Rep. Eric Cantor has led GOP opposition to revenue increases.
NEW YORK (CNNMoney) -- House Republicans who refuse to consider tax increases as part of a debt ceiling deal are out of step with most Americans, according to two new polls.
That's bad news for Republicans who are betting the farm on resisting Democratic efforts to raise taxes on the rich.
When looking to reduce debt, politicians can employ two tactics. The first is to cut spending. The second is to raise taxes. Most budget experts say you need to do both.
But House Republicans -- an overwhelming majority of whom have signed a pledge to this effect -- refuse to consider any kind of tax increase, not matter who it hits.

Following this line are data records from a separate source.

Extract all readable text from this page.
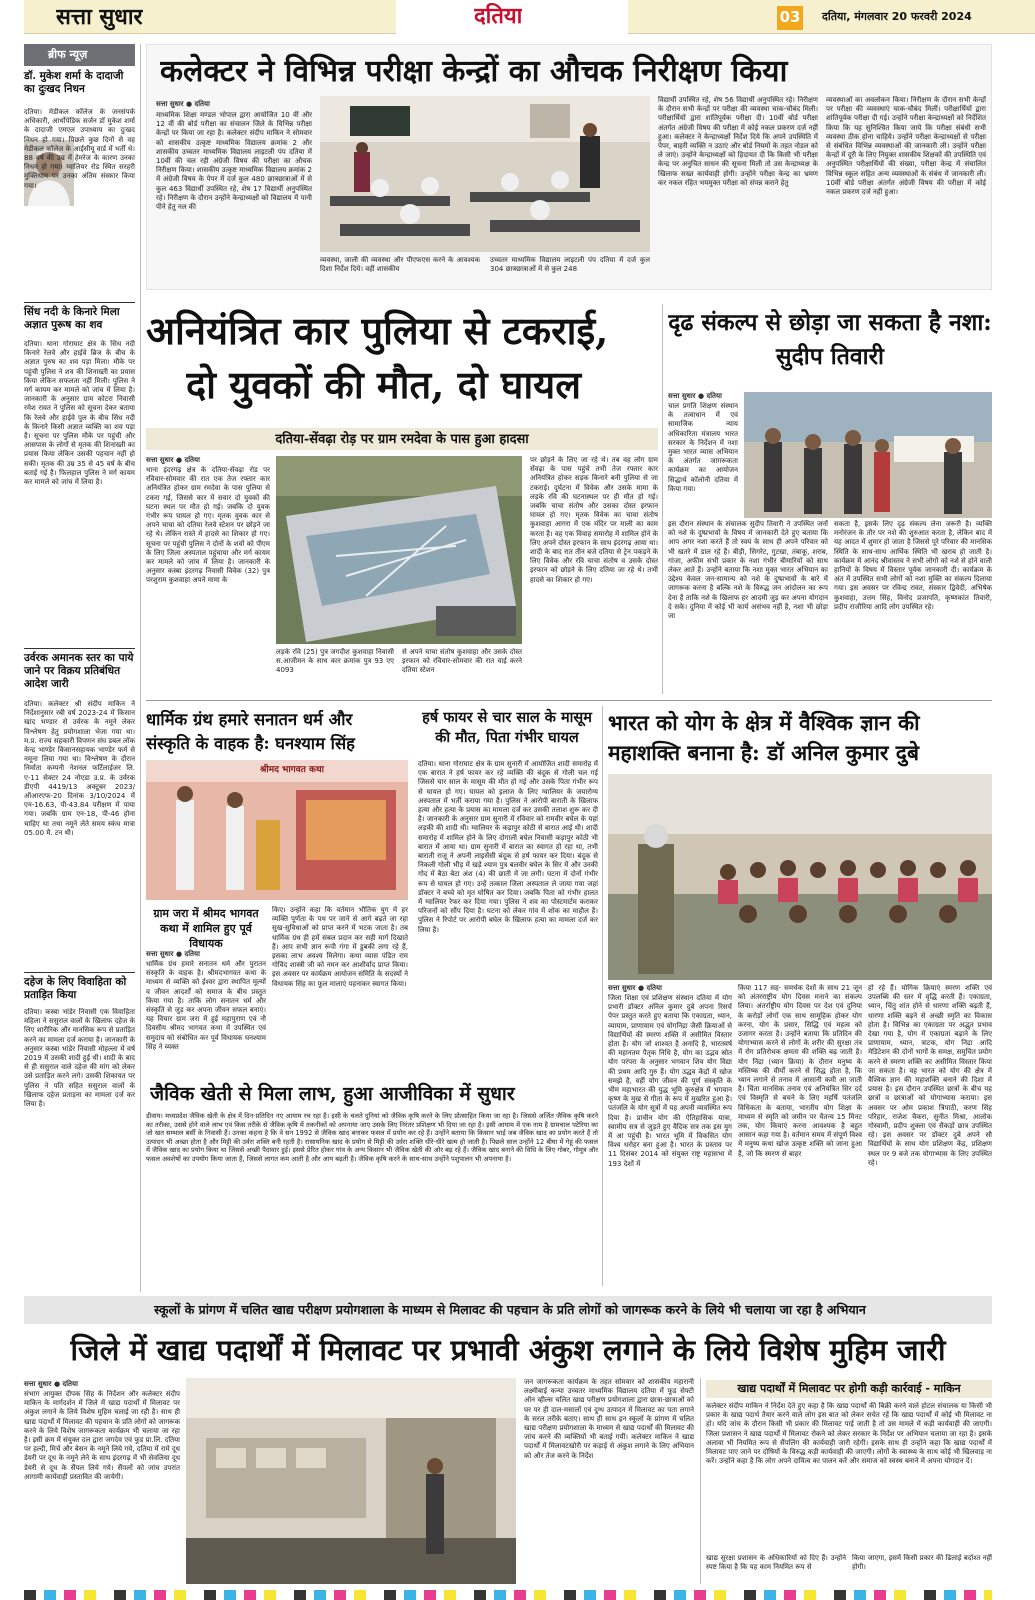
सत्ता सुधार	दतिया	03 दतिया, मंगलवार 20 फरवरी 2024
ब्रीफ न्यूज़
डॉ. मुकेश शर्मा के दादाजी का दुःखद निधन
दतिया। मेडीकल कॉलेज के जनसंपर्क अधिकारी, आर्थोपेडिक सर्जन डॉ मुकेश शर्मा के दादाजी एमएल उपाध्याय का दुःखद निधन हो गया। पिछले कुछ दिनों से वह मेडीकल कॉलेज के आईसीयू वार्ड में भर्ती थे। 88 वर्ष की उम्र में हेमरेज के कारण उनका निधन हो गया। ग्वालियर रोड स्थित सरहरी मुक्तिधाम पर उनका अंतिम संस्कार किया गया।
सिंध नदी के किनारे मिला अज्ञात पुरूष का शव
दतिया। थाना गोराघाट क्षेत्र के सिंध नदी किनारे रेलवे और हाईवे ब्रिज के बीच के अज्ञात पुरुष का शव पड़ा मिला। मौके पर पहुंची पुलिस ने शव की शिनाख्ती का प्रयास किया लेकिन सफलता नहीं मिली। पुलिस ने मर्ग कायम कर मामले को जांच में लिया है। जानकारी के अनुसार ग्राम कोटरा निवासी रमेश रावत ने पुलिस को सूचना देकर बताया कि रेलवे और हाईवे पुल के बीच सिंध नदी के किनारे किसी अज्ञात व्यक्ति का शव पड़ा है। सूचना पर पुलिस मौके पर पहुंची और आसपास के लोगों से मृतक की शिनाख्ती का प्रयास किया लेकिन उसकी पहचान नहीं हो सकी। मृतक की उम्र 35 से 45 वर्ष के बीच बताई गई है। फिलहाल पुलिस ने मर्ग कायम कर मामले को जांच में लिया है।
उर्वरक अमानक स्तर का पाये जाने पर विक्रय प्रतिबंधित आदेश जारी
दतिया। कलेक्टर श्री संदीप माकिन ने निर्देशानुसार रबी वर्ष 2023-24 में किसान खाद भण्डार से उर्वरक के नमूने लेकर विश्लेषण हेतु प्रयोगशाला भेजा गया था। म.प्र. राज्य सहकारी विपणन संघ डबल लॉक केन्द्र भाण्डेर किसानसहायक भाण्डेर फर्म से नमूना लिया गया था। विश्लेषण के दौरान निर्माता कम्पनी नेशनल फर्टिलाईजर लि. ए-11 सेक्टर 24 नोएडा उ.प्र. के उर्वरक डीएपी 4419/13 अक्टूबर 2023/ऑआरएफ-20 दिनांक 3/10/2024 में एन-16.63, पी-43.84 परीक्षण में पाया गया। जबकि ग्राम एन-18, पी-46 होना चाहिए था तथा नमूने लेते समय स्कंध मात्रा 05.00 मै. टन थी।
दहेज के लिए विवाहिता को प्रताड़ित किया
दतिया। कस्बा भांडेर निवासी एक विवाहिता महिला ने ससुराल वालों के खिलाफ दहेज के लिए शारीरिक और मानसिक रूप से प्रताड़ित करने का मामला दर्ज कराया है। जानकारी के अनुसार कस्बा भांडेर निवासी मोहल्ला में वर्ष 2019 में उसकी शादी हुई थी। शादी के बाद से ही ससुराल वाले दहेज की मांग को लेकर उसे प्रताड़ित करने लगे। उसकी शिकायत पर पुलिस ने पति सहित ससुराल वालों के खिलाफ दहेज प्रताड़ना का मामला दर्ज कर लिया है।
कलेक्टर ने विभिन्न परीक्षा केन्द्रों का औचक निरीक्षण किया
सत्ता सुधार ● दतिया
माध्यमिक शिक्षा मण्डल भोपाल द्वारा आयोजित 10 वीं और 12 वीं की बोर्ड परीक्षा का संचालन जिले के विभिन्न परीक्षा केन्द्रों पर किया जा रहा है। कलेक्टर संदीप माकिन ने सोमवार को शासकीय उत्कृष्ट माध्यमिक विद्यालय क्रमांक 2 और शासकीय उच्चतर माध्यमिक विद्यालय लाइटली पंप दतिया में 10वीं की चल रही अंग्रेजी विषय की परीक्षा का औचक निरीक्षण किया। शासकीय उत्कृष्ट माध्यमिक विद्यालय क्रमांक 2 में अंग्रेजी विषय के पेपर में दर्ज कुल 480 छात्रछात्राओं में से कुल 463 विद्यार्थी उपस्थित रहे, शेष 17 विद्यार्थी अनुपस्थित रहे। निरीक्षण के दौरान उन्होंने केन्द्राध्यक्षों को विद्यालय में पानी पीने हेतु नल की
व्यवस्था, जाली की व्यवस्था और पीएफएस करने के आवश्यक दिशा निर्देश दिये। वहीं शासकीय
उच्चतर माध्यमिक विद्यालय लाइटली पंप दतिया में दर्ज कुल 304 छात्रछात्राओं में से कुल 248
विद्यार्थी उपस्थित रहे, शेष 56 विद्यार्थी अनुपस्थित रहे। निरीक्षण के दौरान सभी केन्द्रों पर परीक्षा की व्यवस्था चाक-चौबंद मिली। परीक्षार्थियों द्वारा शांतिपूर्वक परीक्षा दी। 10वीं बोर्ड परीक्षा अंतर्गत अंग्रेजी विषय की परीक्षा में कोई नकल प्रकरण दर्ज नहीं हुआ। कलेक्टर ने केन्द्राध्यक्षों निर्देश दिये कि अपने उपस्थिति में पेपर, बाहरी व्यक्ति न उठाएं और बोर्ड नियमों के तहत नोडल को ले जाएं। उन्होंने केन्द्राध्यक्षों को हिदायत दी कि किसी भी परीक्षा केन्द्र पर अनुचित साधन की सूचना मिली तो उस केन्द्राध्यक्ष के खिलाफ सख्त कार्यवाही होगी। उन्होंने परीक्षा केन्द्र का भ्रमण कर नकल रहित भयमुक्त परीक्षा को संपन्न कराने हेतु
व्यवस्थाओं का अवलोकन किया। निरीक्षण के दौरान सभी केन्द्रों पर परीक्षा की व्यवस्थाएं चाक-चौबंद मिलीं। परीक्षार्थियों द्वारा शांतिपूर्वक परीक्षा दी गई। उन्होंने परीक्षा केन्द्राध्यक्षों को निर्देशित किया कि यह सुनिश्चित किया जाये कि परीक्षा संबंधी सभी व्यवस्था ठीक होना चाहिये। उन्होंने परीक्षा केन्द्राध्यक्षों से परीक्षा से संबंधित विभिन्न व्यवस्थाओं की जानकारी ली। उन्होंने परीक्षा केन्द्रों में दूरी के लिए नियुक्त शासकीय शिक्षकों की उपस्थिति एवं अनुपस्थित परीक्षार्थियों की संख्या, परीक्षा केन्द्र में संचालित विभिन्न स्कूल सहित अन्य व्यवस्थाओं के संबंध में जानकारी ली। 10वीं बोर्ड परीक्षा अंतर्गत अंग्रेजी विषय की परीक्षा में कोई नकल प्रकरण दर्ज नहीं हुआ।
अनियंत्रित कार पुलिया से टकराई,
दो युवकों की मौत, दो घायल
दतिया-सेंवढ़ा रोड़ पर ग्राम रमदेवा के पास हुआ हादसा
सत्ता सुधार ● दतिया
थाना इंदरगढ़ क्षेत्र के दतिया-सेंवढ़ा रोड पर रविवार-सोमवार की रात एक तेज रफ्तार कार अनियंत्रित होकर ग्राम रमदेवा के पास पुलिया से टकरा गई, जिससे कार में सवार दो युवकों की घटना स्थल पर मौत हो गई। जबकि दो युवक गंभीर रूप घायल हो गए। मृतक युवक कार से अपने चाचा को दतिया रेलवे स्टेशन पर छोड़ने जा रहे थे। लेकिन रास्ते में हादसे का शिकार हो गए। सूचना पर पहुंची पुलिस ने दोनों के शवों को पीएम के लिए जिला अस्पताल पहुंचाया और मर्ग कायम कर मामले को जांच में लिया है। जानकारी के अनुसार कस्बा इंदरगढ़ निवासी विवेक (32) पुत्र परशुराम कुशवाहा अपने मामा के
लड़के रवि (25) पुत्र जगदीश कुशवाहा निवासी स.आजीमन के साथ कार क्रमांक पुत्र 93 एए 4093
से अपने चाचा संतोष कुशवाहा और उसके दोस्त इरफान को रविवार-सोमवार की रात वाई करने दतिया स्टेशन
पर छोड़ने के लिए जा रहे थे। तब वह लोग ग्राम सेंवढ़ा के पास पहुंचे तभी तेज रफ्तार कार अनियंत्रित होकर सड़क किनारे बनी पुलिया से जा टकराई। दुर्घटना में विवेक और उसके मामा के लड़के रवि की घटनास्थल पर ही मौत हो गई। जबकि चाचा संतोष और उसका दोस्त इरफान घायल हो गए। मृतक विवेक का चाचा संतोष कुशवाहा आगरा में एक मंदिर पर माली का काम करता है। वह एक विवाह समारोह में शामिल होने के लिए अपने दोस्त इरफान के साथ इंदरगढ़ आया था। शादी के बाद रात तीन बजे दतिया से ट्रेन पकड़ने के लिए विवेक और रवि चाचा संतोष व उसके दोस्त इरफान को छोड़ने के लिए दतिया जा रहे थे। तभी हादसे का शिकार हो गए।
दृढ संकल्प से छोड़ा जा सकता है नशा: सुदीप तिवारी
सत्ता सुधार ● दतिया
चाल प्रगति शिक्षण संस्थान के तत्वाधान में एवं सामाजिक न्याय अधिकारिता मंत्रालय भारत सरकार के निर्देशन में नशा मुक्त भारत व्यास अभियान के अंतर्गत जागरूकता कार्यक्रम का आयोजन सिद्धार्थ कॉलोनी दतिया में किया गया।
इस दौरान संस्थान के संचालक सुदीप तिवारी ने उपस्थित जनों को नशे के दुष्प्रभावों के विषय में जानकारी देते हुए बताया कि आप अगर नशा करते हैं तो स्वयं के साथ ही अपने परिवार को भी खतरे में डाल रहे हैं। बीड़ी, सिगरेट, गुटखा, तंबाकू, शराब, गांजा, अफीम सभी प्रकार के नशा गंभीर बीमारियों को साथ लेकर आते हैं। उन्होंने बताया कि नशा मुक्त भारत अभियान का उद्देश्य केवल जन-सामान्य को नशे के दुष्प्रभावों के बारे में जागरूक करना है बल्कि नशे के विरुद्ध जन आंदोलन का रूप देना है ताकि नशे के खिलाफ हर आदमी जुड़ कर अपना योगदान दे सके। दुनिया में कोई भी कार्य असंभव नहीं है, नशा भी छोड़ा जा
सकता है, इसके लिए दृढ़ संकल्प लेना जरूरी है। व्यक्ति मनोरंजन के तौर पर नशे की शुरुआत करता है, लेकिन बाद में यह आदत में शुमार हो जाता है जिससे पूरे परिवार की मानसिक स्थिति के साथ-साथ आर्थिक स्थिति भी खराब हो जाती है। कार्यक्रम में आनंद श्रीवास्तव ने सभी लोगों को नशे से होने वाली हानियों के विषय में विस्तार पूर्वक जानकारी दी। कार्यक्रम के अंत में उपस्थित सभी लोगों को नशा मुक्ति का संकल्प दिलाया गया। इस अवसर पर रविन्द्र रावत, संस्कार द्विवेदी, अभिषेक कुशवाहा, उत्तम सिंह, विनोद प्रजापति, कृष्णकांत तिवारी, प्रदीप राजौरिया आदि लोग उपस्थित रहे।
धार्मिक ग्रंथ हमारे सनातन धर्म और संस्कृति के वाहक है: घनश्याम सिंह
श्रीमद भागवत कथा
ग्राम जरा में श्रीमद भागवत कथा में शामिल हुए पूर्व विधायक
सत्ता सुधार ● दतिया
धार्मिक ग्रंथ हमारे सनातन धर्म और पुरातन संस्कृति के वाहक है। श्रीमदभागवत कथा के माध्यम से व्यक्ति को ईश्वर द्वारा स्थापित मूल्यों व जीवन आदर्शों को समाज के बीच प्रस्तुत किया गया है। ताकि लोग सनातन धर्म और संस्कृति से जुड़ कर अपना जीवन सफल बनाएं। यह विचार ग्राम जरा में हुई महापुराण एवं नौ दिवसीय श्रीमद भागवत कथा में उपस्थित एवं समुदाय को संबोधित कर पूर्व विधायक घनश्याम सिंह ने व्यक्त
किए। उन्होंने कहा कि वर्तमान भौतिक युग में हर व्यक्ति पूर्णता के पथ पर जाने से आगे बढ़ते जा रहा सुख-सुविधाओं को प्राप्त करने में भटक जाता है। तब धार्मिक ग्रंथ ही हमें संबल प्रदान कर सही मार्ग दिखाते हैं। आप सभी ज्ञान रूपी गंगा में डुबकी लगा रहे हैं, इसका लाभ अवश्य मिलेगा। कथा व्यास पंडित राम गोविंद शास्त्री जी को नमन कर आशीर्वाद प्राप्त किया। इस अवसर पर कार्यक्रम आयोजन समिति के सदस्यों ने विधायक सिंह का फूल मालाएं पहनाकर स्वागत किया।
हर्ष फायर से चार साल के मासूम की मौत, पिता गंभीर घायल
दतिया। थाना गोराघाट क्षेत्र के ग्राम सुनारी में आयोजित शादी समारोह में एक बारात ने हर्ष फायर कर रहे व्यक्ति की बंदूक से गोली चल गई जिससे चार साल के मासूम की मौत हो गई और उसके पिता गंभीर रूप से घायल हो गए। घायल को इलाज के लिए ग्वालियर के जयारोग्य अस्पताल में भर्ती कराया गया है। पुलिस ने आरोपी बाराती के खिलाफ हत्या और हत्या के प्रयास का मामला दर्ज कर उसकी तलाश शुरू कर दी है। जानकारी के अनुसार ग्राम सुनारी में रविवार को रामवीर बघेल के यहां लड़की की शादी थी। ग्वालियर के कड़ापुर कोठी से बारात आई थी। शादी समारोह में शामिल होने के लिए दोगाली बघेल निवासी कड़ापुर कोठी भी बारात में आया था। ग्राम सुनारी में बारात का स्वागत हो रहा था, तभी बाराती राजू ने अपनी लाइसेंसी बंदूक से हर्ष फायर कर दिया। बंदूक से निकली गोली भीड़ में खड़े श्याम पुत्र बलवीर बघेल के सिर में और उनकी गोद में बैठा बेटा अंश (4) की छाती में जा लगी। घटना में दोनों गंभीर रूप से घायल हो गए। उन्हें तत्काल जिला अस्पताल ले जाया गया जहां डॉक्टर ने बच्चे को मृत घोषित कर दिया। जबकि पिता को गंभीर हालत में ग्वालियर रेफर कर दिया गया। पुलिस ने शव का पोस्टमार्टम कराकर परिजनों को सौंप दिया है। घटना को लेकर गांव में शोक का माहौल है। पुलिस ने रिपोर्ट पर आरोपी बघेल के खिलाफ हत्या का मामला दर्ज कर लिया है।
जैविक खेती से मिला लाभ, हुआ आजीविका में सुधार
डीवाय। मध्यप्रदेश जैविक खेती के क्षेत्र में दिन-प्रतिदिन नए आयाम रच रहा है। इसी के चलते दुनियां को जैविक कृषि करने के लिए प्रोत्साहित किया जा रहा है। जिससे अर्जित जैविक कृषि करने का तरीका, उससे होने वाले लाभ एवं किस तरीके से जैविक कृषि में तकनीकों को अपनाया जाए उसके लिए निरंतर प्रशिक्षण भी दिया जा रहा है। इसी आयाम में एक नाम है ग्रामचाल पटेरिया का जो खत सम्भाल बर्सी के निवासी हैं। उनका कहना है कि वे सन 1992 से जैविक खाद बनाकर फसल में प्रयोग कर रहे हैं। उन्होंने बताया कि किसान भाई जब जैविक खाद का प्रयोग करते हैं तो उत्पादन भी अच्छा होता है और मिट्टी की उर्वरा शक्ति बनी रहती है। रासायनिक खाद के प्रयोग से मिट्टी की उर्वरा शक्ति धीरे-धीरे खत्म हो जाती है। पिछले साल उन्होंने 12 बीघा में गेहूं की फसल में जैविक खाद का प्रयोग किया था जिससे अच्छी पैदावार हुई। इससे प्रेरित होकर गांव के अन्य किसान भी जैविक खेती की ओर बढ़ रहे हैं। जैविक खाद बनाने की विधि के लिए गोबर, गोमूत्र और फसल अवशेषों का उपयोग किया जाता है, जिससे लागत कम आती है और आय बढ़ती है। जैविक कृषि करने के साथ-साथ उन्होंने पशुपालन भी अपनाया है।
भारत को योग के क्षेत्र में वैश्विक ज्ञान की महाशक्ति बनाना है: डॉ अनिल कुमार दुबे
सत्ता सुधार ● दतिया
जिला शिक्षा एवं प्रशिक्षण संस्थान दतिया में योग प्रभारी डॉक्टर अनिल कुमार दुबे अपना रिसर्च पेपर प्रस्तुत करते हुए बताया कि एकाग्रता, ध्यान, व्यायाम, प्राणायाम एवं योगनिद्रा जैसी क्रियाओं से विद्यार्थियों की स्मरण शक्ति में असीमित विस्तार होता है। योग जो शाश्वत है अनादि है, भारतवर्ष की महानतम पैतृक निधि है, योग का उद्भव स्रोत योग परंपरा के अनुसार भगवान शिव योग विद्या की प्रथम आदि गुरु हैं। योग उद्धव केंद्रों में खोज समझे है, वहीं योग जीवन की पूर्ण संस्कृति के भीम महाभारत की युद्ध भूमि कुरुक्षेत्र में भगवान कृष्ण के मुख से गीता के रूप में मुखरित हुआ है। पतंजलि के योग सूत्रों में यह अपनी व्यवस्थित रूप दिया है। प्राचीन योग की ऐतिहासिक यात्रा, स्वामीय सत्र से जुड़ते हुए वैदिक सत्र तक इस युग में आ पहुंची है। भारत भूमि में विकसित योग विश्व धरोहर बना हुआ है। भारत के प्रस्ताव पर 11 दिसंबर 2014 को संयुक्त राष्ट्र महासभा में 193 देशों में
किया 117 सह- समर्थक देशों के साथ 21 जून को अंतरराष्ट्रीय योग दिवस मनाने का संकल्प लिया। अंतर्राष्ट्रीय योग दिवस पर देश एवं दुनिया के करोड़ों लोगों एक साथ सामूहिक होकर योग करना, योग के प्रसार, सिद्धि एवं महत्व को उजागर करता है। उन्होंने बताया कि प्रतिदिन की योगाभ्यास करने से लोगों के शरीर की सुरक्षा तंत्र में रोग प्रतिरोधक क्षमता की शक्ति बढ़ जाती है। योग निद्रा (ध्यान क्रिया) के दौरान मनुष्य के मस्तिष्क की वीर्यों करने से सिद्ध होता है, कि ध्यान लगाने से तनाव में आसानी कमी आ जाती है। चिंता मानसिक तनाव एवं अनियंत्रित सिर दर्द एवं विस्मृति से बचने के लिए महर्षि पतंजलि विधिकता के बताया, भारतीय योग शिक्षा के माध्यम से स्मृति को जमीन पर चैतन्य 15 मिनट तक, योग कियाएं करना आवश्यक है बहुत आसान कहा गया है। वर्तमान समय में संपूर्ण विश्व में मनुष्य कथा खोज उत्कृष्ट शक्ति को जाना हुआ है, जो कि स्मरण से बाहर
हो रहे हैं। योगिक क्रियाएं स्मरण शक्ति एवं उपलब्धि की स्तर में वृद्धि करती हैं। एकाग्रता, ध्यान, चिंतु शांत होने से धारणा शक्ति बढ़ती हैं, धारणा शक्ति बढ़ने से अच्छी स्मृति का विकास होता है। विभिन्न का एकाग्रता पर अद्भुत प्रभाव देखा गया है, योग में एकाग्रता बढ़ाने के लिए प्राणायाम, ध्यान, त्राटक, योग निद्रा आदि मेडिटेशन की दोनों भागों के समक्ष, समुचित प्रयोग करने से स्मरण शक्ति का असीमित विस्तार किया जा सकता है। वह भारत को योग की क्षेत्र में वैश्विक ज्ञान की महाशक्ति बनाने की दिशा में प्रयास है। इस दौरान उपस्थित छात्रों के बीच यह छात्रों व छात्राओं को योगाभ्यास कराया। इस अवसर पर ओम प्रकाश त्रिपाठी, करण सिंह परिहार, राजेश चैकरा, सुनीत मिश्रा, आलोक गोस्वामी, प्रदीप शुक्ला एवं सैकड़ों छात्र उपस्थित रहे। इस अवसर पर डॉक्टर दुबे अपने सौ विद्यार्थियों के साथ योग प्रशिक्षण केंद्र, प्रशिक्षण स्थल पर 9 बजे तक योगाभ्यास के लिए उपस्थित रहे।
स्कूलों के प्रांगण में चलित खाद्य परीक्षण प्रयोगशाला के माध्यम से मिलावट की पहचान के प्रति लोगों को जागरूक करने के लिये भी चलाया जा रहा है अभियान
जिले में खाद्य पदार्थों में मिलावट पर प्रभावी अंकुश लगाने के लिये विशेष मुहिम जारी
सत्ता सुधार ● दतिया
संभाग आयुक्त दीपक सिंह के निर्देशन और कलेक्टर संदीप माकिन के मार्गदर्शन में जिले में खाद्य पदार्थों में मिलावट पर अंकुश लगाने के लिये विशेष मुहिम चलाई जा रही है। साथ ही खाद्य पदार्थों में मिलावट की पहचान के प्रति लोगों को जागरूक करने के लिये विशेष जागरूकता कार्यक्रम भी चलाया जा रहा है। इसी क्रम में संयुक्त दल द्वारा जगदेव एवं फूड प्रा.लि. दतिया पर हल्दी, मिर्च और बेसन के नमूने लिये गये, दतिया में रामे दूध डेयरी पर दूध के नमूने लेने के साथ इंदरगढ़ में भी सेवलिया दूध डेयरी से दूध के सैंपल लिये गये। सैंपलों को जांच उपरांत आगामी कार्यवाही प्रस्तावित की जायेगी।
जन जागरूकता कार्यक्रम के तहत सोमवार को शासकीय महारानी लक्ष्मीबाई कन्या उच्चतर माध्यमिक विद्यालय दतिया में फूड सेफ्टी ऑन व्हील्स चलित खाद्य परीक्षण प्रयोगशाला द्वारा छात्रा-छात्राओं को घर पर ही दाल-मसालों एवं दुग्ध उत्पादन में मिलावट का पता लगाने के सरल तरीके बताए। साथ ही साथ इन स्कूलों के प्रांगण में चलित खाद्य परीक्षण प्रयोगशाला के माध्यम से खाद्य पदार्थों की मिलावट की जांच करने की व्यक्तियों भी बताई गयीं। कलेक्टर माकिन ने खाद्य पदार्थों में मिलावटखोरी पर कड़ाई से अंकुश लगाने के लिए अभियान को और तेज करने के निर्देश
खाद्य पदार्थों में मिलावट पर होगी कड़ी कार्रवाई - माकिन
कलेक्टर संदीप माकिन ने निर्देश देते हुए कहा है कि खाद्य पदार्थों की बिक्री करने वाले होटल संचालक या किसी भी प्रकार के खाद्य पदार्थ तैयार करने वाले लोग इस बात को लेकर सचेत रहें कि खाद्य पदार्थों में कोई भी मिलावट ना हो। यदि जांच के दौरान किसी भी प्रकार की मिलावट पाई जाती है तो उस मामले में कड़ी कार्यवाही की जाएगी। जिला प्रशासन ने खाद्य पदार्थों में मिलावट रोकने को लेकर सरकार के निर्देश पर अभियान चलाया जा रहा है। इसके अलावा भी नियमित रूप से सैंपलिंग की कार्यवाही जारी रहेगी। इसके साथ ही उन्होंने कहा कि खाद्य पदार्थों में मिलावट पाए जाने पर दोषियों के विरुद्ध कड़ी कार्यवाही की जाएगी। लोगों के स्वास्थ्य के साथ कोई भी खिलवाड़ ना करें। उन्होंने कहा है कि लोग अपने दायित्व का पालन करें और समाज को स्वस्थ बनाने में अपना योगदान दें।
खाद्य सुरक्षा प्रशासन के अधिकारियों को दिए हैं। उन्होंने स्पष्ट किया है कि यह काम नियमित रूप से
किया जाएगा, इसमें किसी प्रकार की ढिलाई बर्दाश्त नहीं होगी।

Turns out, most Americans don't share their conviction.
A full 67% of Americans favor a deal to raise the debt ceiling that includes taxes on wealthy individuals and corporations, according to a poll released Thursday by Quinnipiac University.
And according to Gallup, only 20% of Americans want a deal that consists only of spending cuts. That's the position of House Majority Leader Eric Cantor and many of his colleagues.
Instead, most Americans want the deal to include a mix of spending cuts and tax increases, something that is much closer to the bargaining position staked out by Democrats.
What kind of tax increases are being discussed?
The White House wants to close loopholes that benefit the owners of private jets, and raise taxes on hedge fund managers who pay lower tax rates on so-called "carried interest."
Additional proposals would change how business inventory is taxed, eliminate government subsidies for oil and gas companies and limit deductions taken by the wealthiest Americans.
Closing those loopholes would raise a relatively modest amount of revenue, especially compared to the monster spending cuts that are on the table.
But because the elimination of those tax breaks would result in higher taxes, Republicans are bound to oppose them by an anti-tax pledge designed by Grover Norquist, president and founder of Americans for Tax Reform, that nearly all of them have signed.
Republicans say that raising taxes inhibits economic growth, arguing that increasing the burden on "job creators" now would derail what has already proven to be, at best, a shaky economic recovery.
So far, House Republicans, led by Cantor, have stuck by their guns. Cantor walked out of negotiations with Vice President Joe Biden last month after Democrats "continue to insist that any deal must include tax increases."
Not much progress has been made since. On Wednesday, Cantor reiterated GOP opposition to higher taxes.
But another consideration is starting to creep into the political calculus as the Aug. 2 deadline to raise the debt ceiling approaches: Fear of being blamed for a default.
For historical perspective, Republicans have only to look to 1995, when Newt Gingrich stood firm against former President Bill Clinton and briefly caused a government shutdown.
Clinton was able to blame Republicans for the economic peril, a move many observers say helped him win re-election.
Mitch McConnell, the top Republican in the Senate, said Wednesday that he doesn't want to repeat that particular piece of history.
"The reason default is no better idea today than when Newt Gingrich tried it in 1995, is it ... would give the president an opportunity to blame Republicans for a bad economy," he told conservative radio host Laura Ingraham.
"If we go into default, he [Obama] will say Republicans are making the economy worse," McConnell said. "And all of the sudden, we have co-ownership of the economy. That is a very bad position going into the election."